"Stories too broad and too deep for the small screen." That was the rationale for the New Adventures from the very beginning, confirmed by line editor Peter Darvill-Evans in his introduction when he said the new series of books would "continue the trend of recent seasons of television stories towards complex, challenging plots with serious themes."
But a better description of Timewyrm: Genesys comes at the start of that paragraph instead of the end: "Here is an introductory word about Doctor Who - The New Adventures: Continuity." John Peel, author of the first NA, seemed to take this statement as a license to shoehorn in as many references to old episodes as humanly possible. The Doctor receives a message from his fourth incarnation to start the story, mentally regresses to his third to finish it, and in between spends his time reminiscing about as many old adventures as John Peel can fit in without utterly losing the thin thread of the plot. It's books like this that led to Craig Hinton coining the legendary term "fanwank". (Fanwank. n. Continuity that serves no purpose within the story in which it is placed, and is there merely to satisfy nostalgia or settle a point of fan debate. We will be returning to this many times, so I figured I'd get the definition in now.)

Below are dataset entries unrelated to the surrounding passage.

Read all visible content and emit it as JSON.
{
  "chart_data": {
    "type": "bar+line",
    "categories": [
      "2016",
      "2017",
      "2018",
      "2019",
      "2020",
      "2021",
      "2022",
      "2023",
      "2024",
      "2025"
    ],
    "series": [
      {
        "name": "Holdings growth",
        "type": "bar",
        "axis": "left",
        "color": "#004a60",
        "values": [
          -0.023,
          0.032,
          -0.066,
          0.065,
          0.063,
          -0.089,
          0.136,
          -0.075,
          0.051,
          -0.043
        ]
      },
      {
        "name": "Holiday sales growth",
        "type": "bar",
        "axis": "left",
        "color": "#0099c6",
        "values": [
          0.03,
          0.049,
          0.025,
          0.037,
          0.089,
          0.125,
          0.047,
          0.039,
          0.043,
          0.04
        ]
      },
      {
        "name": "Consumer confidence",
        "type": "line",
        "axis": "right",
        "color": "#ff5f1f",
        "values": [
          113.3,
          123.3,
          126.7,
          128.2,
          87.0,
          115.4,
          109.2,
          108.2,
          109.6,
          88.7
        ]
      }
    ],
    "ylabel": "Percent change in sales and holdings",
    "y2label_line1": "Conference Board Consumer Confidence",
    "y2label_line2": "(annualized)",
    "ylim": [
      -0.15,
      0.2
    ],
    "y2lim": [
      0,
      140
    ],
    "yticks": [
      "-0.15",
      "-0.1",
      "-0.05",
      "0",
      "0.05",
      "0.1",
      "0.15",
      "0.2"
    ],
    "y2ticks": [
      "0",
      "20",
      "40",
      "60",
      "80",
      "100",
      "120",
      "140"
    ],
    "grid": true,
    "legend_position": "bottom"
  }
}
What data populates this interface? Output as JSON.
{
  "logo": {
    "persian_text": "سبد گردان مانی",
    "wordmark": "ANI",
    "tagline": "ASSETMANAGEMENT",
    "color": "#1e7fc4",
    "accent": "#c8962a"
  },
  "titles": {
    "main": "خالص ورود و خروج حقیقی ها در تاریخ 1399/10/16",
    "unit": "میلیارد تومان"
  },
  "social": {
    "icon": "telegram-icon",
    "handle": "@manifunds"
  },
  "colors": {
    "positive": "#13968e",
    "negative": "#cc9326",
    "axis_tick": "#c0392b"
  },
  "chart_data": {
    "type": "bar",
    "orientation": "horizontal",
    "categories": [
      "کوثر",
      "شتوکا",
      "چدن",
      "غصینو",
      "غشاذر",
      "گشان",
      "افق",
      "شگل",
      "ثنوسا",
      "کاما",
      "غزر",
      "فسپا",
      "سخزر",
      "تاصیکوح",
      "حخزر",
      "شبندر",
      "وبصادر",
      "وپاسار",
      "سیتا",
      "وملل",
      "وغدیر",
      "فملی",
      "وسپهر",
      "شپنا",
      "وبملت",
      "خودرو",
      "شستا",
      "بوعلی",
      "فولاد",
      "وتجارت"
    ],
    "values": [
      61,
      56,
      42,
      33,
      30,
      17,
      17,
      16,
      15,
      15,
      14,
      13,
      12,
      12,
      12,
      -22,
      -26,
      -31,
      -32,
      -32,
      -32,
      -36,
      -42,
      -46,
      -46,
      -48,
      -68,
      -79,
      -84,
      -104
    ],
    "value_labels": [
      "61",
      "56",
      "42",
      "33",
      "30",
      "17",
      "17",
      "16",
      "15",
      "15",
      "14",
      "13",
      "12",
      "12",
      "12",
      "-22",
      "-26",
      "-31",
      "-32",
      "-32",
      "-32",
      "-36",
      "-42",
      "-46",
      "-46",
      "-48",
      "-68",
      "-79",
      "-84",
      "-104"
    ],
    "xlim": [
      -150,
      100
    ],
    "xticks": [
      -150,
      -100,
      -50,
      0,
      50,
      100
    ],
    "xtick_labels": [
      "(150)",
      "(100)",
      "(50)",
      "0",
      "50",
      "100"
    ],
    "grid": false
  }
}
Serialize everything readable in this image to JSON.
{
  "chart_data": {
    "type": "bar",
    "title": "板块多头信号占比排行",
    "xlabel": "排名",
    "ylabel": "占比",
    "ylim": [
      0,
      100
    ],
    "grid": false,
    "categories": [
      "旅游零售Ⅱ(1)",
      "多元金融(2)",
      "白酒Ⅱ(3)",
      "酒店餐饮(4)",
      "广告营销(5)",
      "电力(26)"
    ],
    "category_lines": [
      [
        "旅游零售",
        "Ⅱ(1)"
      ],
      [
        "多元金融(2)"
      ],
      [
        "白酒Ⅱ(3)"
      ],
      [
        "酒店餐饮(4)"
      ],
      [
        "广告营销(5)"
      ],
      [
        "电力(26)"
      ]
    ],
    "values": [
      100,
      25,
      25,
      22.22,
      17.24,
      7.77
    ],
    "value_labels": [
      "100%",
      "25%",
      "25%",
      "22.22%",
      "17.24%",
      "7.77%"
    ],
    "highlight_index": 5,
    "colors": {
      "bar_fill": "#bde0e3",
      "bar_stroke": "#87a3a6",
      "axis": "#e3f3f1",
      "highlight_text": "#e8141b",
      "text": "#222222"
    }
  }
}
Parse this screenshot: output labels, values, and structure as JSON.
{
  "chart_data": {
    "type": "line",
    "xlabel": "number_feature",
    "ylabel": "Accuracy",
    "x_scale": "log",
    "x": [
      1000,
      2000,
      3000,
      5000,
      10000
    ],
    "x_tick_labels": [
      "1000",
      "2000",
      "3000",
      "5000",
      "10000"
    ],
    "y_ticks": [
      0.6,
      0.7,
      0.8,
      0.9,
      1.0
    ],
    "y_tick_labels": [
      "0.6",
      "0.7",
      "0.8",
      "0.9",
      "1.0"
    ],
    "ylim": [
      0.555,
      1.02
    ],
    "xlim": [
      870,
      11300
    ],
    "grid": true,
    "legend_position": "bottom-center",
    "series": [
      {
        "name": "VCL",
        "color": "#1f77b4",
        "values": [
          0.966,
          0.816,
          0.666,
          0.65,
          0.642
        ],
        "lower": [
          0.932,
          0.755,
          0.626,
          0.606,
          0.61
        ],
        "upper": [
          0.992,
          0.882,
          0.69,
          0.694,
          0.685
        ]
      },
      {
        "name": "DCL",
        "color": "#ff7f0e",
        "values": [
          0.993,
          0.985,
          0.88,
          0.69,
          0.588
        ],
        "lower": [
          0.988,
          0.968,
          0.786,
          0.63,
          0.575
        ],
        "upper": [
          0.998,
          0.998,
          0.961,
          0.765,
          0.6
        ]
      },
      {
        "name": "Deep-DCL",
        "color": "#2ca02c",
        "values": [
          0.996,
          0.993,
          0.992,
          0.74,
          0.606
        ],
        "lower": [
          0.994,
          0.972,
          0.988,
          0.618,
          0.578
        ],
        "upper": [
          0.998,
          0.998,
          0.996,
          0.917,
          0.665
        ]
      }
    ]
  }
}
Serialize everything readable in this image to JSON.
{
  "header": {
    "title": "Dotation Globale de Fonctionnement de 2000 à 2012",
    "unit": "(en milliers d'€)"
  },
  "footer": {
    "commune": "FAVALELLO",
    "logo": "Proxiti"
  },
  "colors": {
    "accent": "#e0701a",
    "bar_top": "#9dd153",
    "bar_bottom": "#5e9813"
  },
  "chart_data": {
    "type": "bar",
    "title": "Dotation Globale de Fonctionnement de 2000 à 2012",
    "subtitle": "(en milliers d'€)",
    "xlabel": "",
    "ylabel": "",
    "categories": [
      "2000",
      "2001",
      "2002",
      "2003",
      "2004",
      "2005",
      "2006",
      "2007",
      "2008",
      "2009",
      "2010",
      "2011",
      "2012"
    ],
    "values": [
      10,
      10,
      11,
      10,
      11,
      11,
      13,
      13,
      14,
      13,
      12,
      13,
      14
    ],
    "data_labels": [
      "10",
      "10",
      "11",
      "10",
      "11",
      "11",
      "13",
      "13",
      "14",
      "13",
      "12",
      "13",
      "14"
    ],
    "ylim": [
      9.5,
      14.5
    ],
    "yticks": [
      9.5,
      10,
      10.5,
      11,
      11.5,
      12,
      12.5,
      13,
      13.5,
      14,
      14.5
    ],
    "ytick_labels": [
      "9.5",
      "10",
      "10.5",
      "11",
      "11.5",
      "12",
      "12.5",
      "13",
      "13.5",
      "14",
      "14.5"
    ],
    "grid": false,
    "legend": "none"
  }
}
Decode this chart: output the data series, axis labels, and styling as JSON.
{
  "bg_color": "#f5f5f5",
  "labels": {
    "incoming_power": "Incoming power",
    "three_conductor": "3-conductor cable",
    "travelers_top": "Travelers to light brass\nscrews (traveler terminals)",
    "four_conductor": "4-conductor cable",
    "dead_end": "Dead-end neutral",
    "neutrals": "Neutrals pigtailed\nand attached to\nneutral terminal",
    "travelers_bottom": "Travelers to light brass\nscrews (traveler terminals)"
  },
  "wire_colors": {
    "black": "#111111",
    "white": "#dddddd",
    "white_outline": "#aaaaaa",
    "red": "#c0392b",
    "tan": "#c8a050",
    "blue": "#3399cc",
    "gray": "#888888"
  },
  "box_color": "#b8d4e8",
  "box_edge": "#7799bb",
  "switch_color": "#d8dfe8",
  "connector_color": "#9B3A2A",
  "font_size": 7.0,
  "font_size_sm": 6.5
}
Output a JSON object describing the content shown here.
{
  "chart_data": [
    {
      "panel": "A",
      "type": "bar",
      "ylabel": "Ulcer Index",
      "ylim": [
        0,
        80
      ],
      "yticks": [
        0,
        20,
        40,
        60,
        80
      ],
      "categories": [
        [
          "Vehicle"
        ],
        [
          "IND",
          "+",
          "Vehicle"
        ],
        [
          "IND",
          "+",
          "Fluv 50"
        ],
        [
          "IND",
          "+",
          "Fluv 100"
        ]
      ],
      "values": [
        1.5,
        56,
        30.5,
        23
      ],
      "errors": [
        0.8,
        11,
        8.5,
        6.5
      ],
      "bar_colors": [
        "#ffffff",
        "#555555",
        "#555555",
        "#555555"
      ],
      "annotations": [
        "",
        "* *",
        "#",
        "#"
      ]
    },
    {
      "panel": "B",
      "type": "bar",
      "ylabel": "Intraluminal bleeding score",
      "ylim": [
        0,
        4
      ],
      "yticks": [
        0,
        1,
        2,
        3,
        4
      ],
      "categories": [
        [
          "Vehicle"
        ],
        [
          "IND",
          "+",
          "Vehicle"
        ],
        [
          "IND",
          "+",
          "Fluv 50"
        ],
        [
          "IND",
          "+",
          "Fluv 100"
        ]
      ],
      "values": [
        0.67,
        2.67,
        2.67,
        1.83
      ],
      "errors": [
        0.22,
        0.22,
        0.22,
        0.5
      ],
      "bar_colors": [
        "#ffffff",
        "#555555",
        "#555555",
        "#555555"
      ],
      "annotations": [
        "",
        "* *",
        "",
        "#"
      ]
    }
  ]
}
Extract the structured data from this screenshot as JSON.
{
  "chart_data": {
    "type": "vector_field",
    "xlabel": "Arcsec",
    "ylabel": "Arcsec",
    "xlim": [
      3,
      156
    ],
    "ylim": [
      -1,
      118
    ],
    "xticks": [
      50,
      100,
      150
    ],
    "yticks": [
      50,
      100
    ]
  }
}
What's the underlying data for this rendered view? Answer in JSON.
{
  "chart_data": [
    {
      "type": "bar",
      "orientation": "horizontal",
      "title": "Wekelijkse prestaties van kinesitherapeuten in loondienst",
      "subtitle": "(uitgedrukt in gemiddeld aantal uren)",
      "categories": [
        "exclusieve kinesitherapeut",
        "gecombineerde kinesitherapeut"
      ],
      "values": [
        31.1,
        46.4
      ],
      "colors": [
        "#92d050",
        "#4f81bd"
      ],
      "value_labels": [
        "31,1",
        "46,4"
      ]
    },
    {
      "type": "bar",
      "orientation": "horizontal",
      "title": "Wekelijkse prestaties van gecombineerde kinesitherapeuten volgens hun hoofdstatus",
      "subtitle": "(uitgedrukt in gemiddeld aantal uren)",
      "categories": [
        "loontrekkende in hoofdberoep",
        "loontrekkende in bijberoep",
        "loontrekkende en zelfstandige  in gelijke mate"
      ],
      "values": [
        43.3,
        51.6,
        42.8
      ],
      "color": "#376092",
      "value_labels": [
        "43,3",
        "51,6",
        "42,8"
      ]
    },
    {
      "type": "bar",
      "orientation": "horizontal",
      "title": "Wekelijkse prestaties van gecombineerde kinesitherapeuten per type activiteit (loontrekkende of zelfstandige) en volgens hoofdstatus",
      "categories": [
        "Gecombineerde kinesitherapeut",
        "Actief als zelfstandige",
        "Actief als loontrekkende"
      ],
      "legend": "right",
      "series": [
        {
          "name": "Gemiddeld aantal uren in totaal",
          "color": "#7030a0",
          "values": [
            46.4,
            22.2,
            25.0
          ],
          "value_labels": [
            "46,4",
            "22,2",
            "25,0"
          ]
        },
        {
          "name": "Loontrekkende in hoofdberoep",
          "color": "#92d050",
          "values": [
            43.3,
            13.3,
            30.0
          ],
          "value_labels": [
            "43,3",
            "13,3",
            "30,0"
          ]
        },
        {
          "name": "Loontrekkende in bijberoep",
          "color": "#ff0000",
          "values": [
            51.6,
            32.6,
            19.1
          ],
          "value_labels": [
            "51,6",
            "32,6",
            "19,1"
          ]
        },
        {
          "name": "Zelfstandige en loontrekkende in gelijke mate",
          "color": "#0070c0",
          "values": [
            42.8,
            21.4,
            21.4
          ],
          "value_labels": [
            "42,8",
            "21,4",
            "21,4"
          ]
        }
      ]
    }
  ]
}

Still, in some senses, Peel did produce a story that could not be told on television. But that's true only in the narrowest sense of the concept; Genesys wouldn't fly on TV in 1989 more because the Girls Gone Wild pixelation technology hadn't come down in price enough for the BBC to afford it than because it was too mature and challenging. The story feels like a mid-to-late Hartnell episode, with the Doctor and Ace (neither of whom feel particularly like the characters we're familiar with) going back to an Important Time in History and learning about Life the Way They Lived It Back Then while fighting a Sinister Alien. The only real difference is that they make smutty jokes about temple prostitutes and Gilgamesh raping all the women he meets. (Get the hot water ready, by the way. You'll need a long shower to feel clean again after the Doctor tells Ace to ignore Gilgamesh's sexual assaults and keep an eye on him.)
When this novel first came out, all the way back in 1991, I skimmed it briefly and put it back on the shelf, dismissing it as another juvenile tie-in novel on the level of the Forgotten Realms books I'd just gotten sick of. I've later changed my mind about the New Adventures, but I think I was right on the money about Timewyrm: Genesys.